Русская его чистая речь насторожила меня. И совпадение насторожило. Почему он обратился именно к нам, ко мне? А он улыбнулся, слабо так улыбнулся, своей удаче, счастливому случаю, который помог найти тех, кого надо, поскольку время не терпит, тяжело больна сестра русского поэта, имя которого нам должно быть известно, Вячеслава Иванова, она работала в библиотеке Ватикана. Иванов хотел передать свои архивы на родину. Об условиях нам может сообщить его сестра. Живет она тут, в Ватикане, в двух шагах, не соглашусь ли я зайти к ней?
Вот они, настигли нас те иезуиты, о которых столько предупреждали. Все, все было подозрительно, начиная с русского языка. Первое чувство, когда кто-то незнакомый заговаривал со мною на русском языке здесь, на Западе, была настороженность. Паустовский кивал мне, довольный тем, что возник такой любопытный кадр: я беседую с монахом. Они там, в десяти шагах, ни о чем не догадывались, и с моей стороны было бы бессовестно вмешивать их в эту опасную историю. Монах продолжал приглашать, не понимая, что мне мешает пойти с ним. У нас действительно оставалось еще около часа свободного времени. И что-то подкупало в открытом и печальном его лице. Я подумал: а вдруг все правда и надо бы пойти, — но тут же представил себе, как тяжелые ворота захлопнутся за нами, представил каменные подземелья Ватикана, лабиринты, стражу, темницы. Отчаянный, постыдный страх охватил меня. Кому я нужен в этом Ватикане, что с меня взять — об этом я не думал. Само собой полагалось, что каждый из нас — желанная добыча для» иезуитов. Представить только, что мне было уже за тридцать, я прошел всю войну, имел высшее образование, считался рисковым человеком… Помню отчетливо, как у меня промелькнуло: хорошо, что Паустовский фотографирует, монаха этого удастся разыскать, обнаружить.

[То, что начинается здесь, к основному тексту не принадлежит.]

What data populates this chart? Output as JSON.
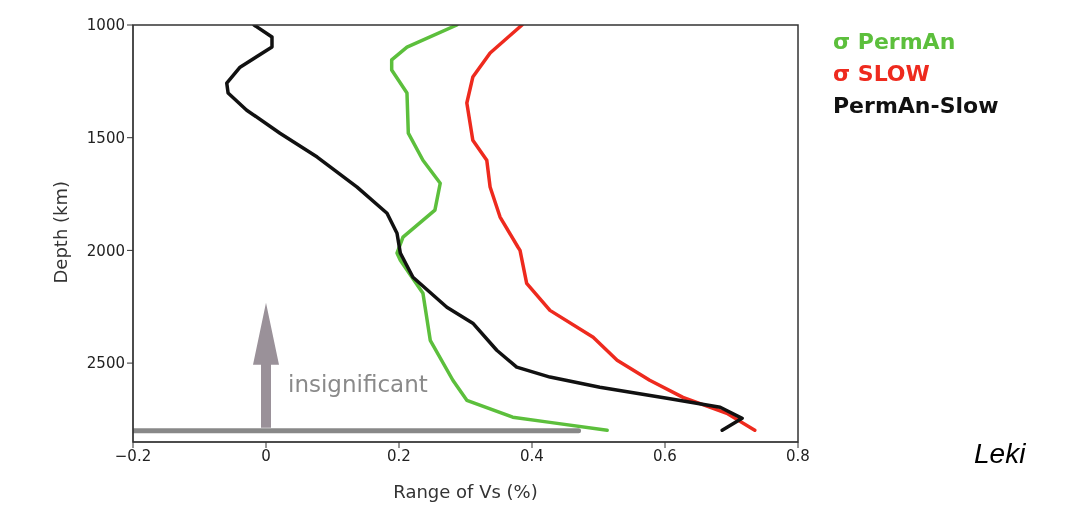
{
  "chart_data": {
    "type": "line",
    "xlabel": "Range of Vs (%)",
    "ylabel": "Depth (km)",
    "xlim": [
      -0.2,
      0.8
    ],
    "xticks": [
      {
        "value": -0.2,
        "label": "−0.2"
      },
      0,
      0.2,
      0.4,
      0.6,
      0.8
    ],
    "ylim": [
      2850,
      1000
    ],
    "yticks": [
      1000,
      1500,
      2000,
      2500
    ],
    "legend": "top right",
    "line_style": "solid",
    "marker": "none",
    "series": [
      {
        "name": "σ PermAn",
        "color": "#5cbf3c",
        "x": [
          0.287,
          0.212,
          0.189,
          0.189,
          0.212,
          0.214,
          0.236,
          0.262,
          0.254,
          0.206,
          0.197,
          0.202,
          0.236,
          0.247,
          0.281,
          0.302,
          0.371,
          0.427,
          0.513
        ],
        "values": [
          1000,
          1098,
          1155,
          1200,
          1302,
          1480,
          1600,
          1702,
          1821,
          1941,
          2012,
          2044,
          2190,
          2399,
          2576,
          2665,
          2740,
          2763,
          2798
        ]
      },
      {
        "name": "σ SLOW",
        "color": "#ee2a1e",
        "x": [
          0.385,
          0.337,
          0.311,
          0.302,
          0.311,
          0.332,
          0.337,
          0.352,
          0.379,
          0.382,
          0.392,
          0.427,
          0.492,
          0.528,
          0.577,
          0.627,
          0.693,
          0.735
        ],
        "values": [
          1000,
          1124,
          1231,
          1346,
          1511,
          1600,
          1719,
          1852,
          1986,
          2000,
          2146,
          2266,
          2385,
          2487,
          2576,
          2652,
          2723,
          2798
        ]
      },
      {
        "name": "PermAn-Slow",
        "color": "#111111",
        "x": [
          -0.018,
          0.009,
          0.009,
          -0.039,
          -0.059,
          -0.057,
          -0.029,
          0.021,
          0.077,
          0.137,
          0.182,
          0.197,
          0.202,
          0.221,
          0.272,
          0.311,
          0.347,
          0.377,
          0.427,
          0.502,
          0.603,
          0.683,
          0.716,
          0.686
        ],
        "values": [
          1000,
          1053,
          1098,
          1187,
          1258,
          1302,
          1378,
          1480,
          1586,
          1719,
          1835,
          1924,
          2012,
          2119,
          2252,
          2323,
          2443,
          2518,
          2562,
          2607,
          2656,
          2696,
          2745,
          2798
        ]
      },
      {
        "color": "#888888",
        "x": [
          -0.2,
          0.47
        ],
        "values": [
          2800,
          2800
        ]
      }
    ],
    "annotations": [
      "insignificant",
      "Leki"
    ]
  }
}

Я залепетал о том, что если бы раньше, сейчас уже нет времени, мы должны уезжать. Монах вздохнул, извинился, предложив записать адрес сестры, может, наши представители спишутся с ней…
Этот свободный час ушел на хождение по прилегающим улочкам. В лавочках, вывернутых наружу, продавали сувенирно-ватиканскую белиберду. Вот мы ее и рассматривали. Жестяные распятия, блюдечки, висюльки, рогульки, гляделки, четки, иконки… Я чувствовал себя отвратительно. На войне, под пулями, вроде бы не трусил, даже вызывался сам несколько раз в разведку. Паустовский с Рахмановым меня утешали тем, что архивом этим никого у нас не заинтересуешь…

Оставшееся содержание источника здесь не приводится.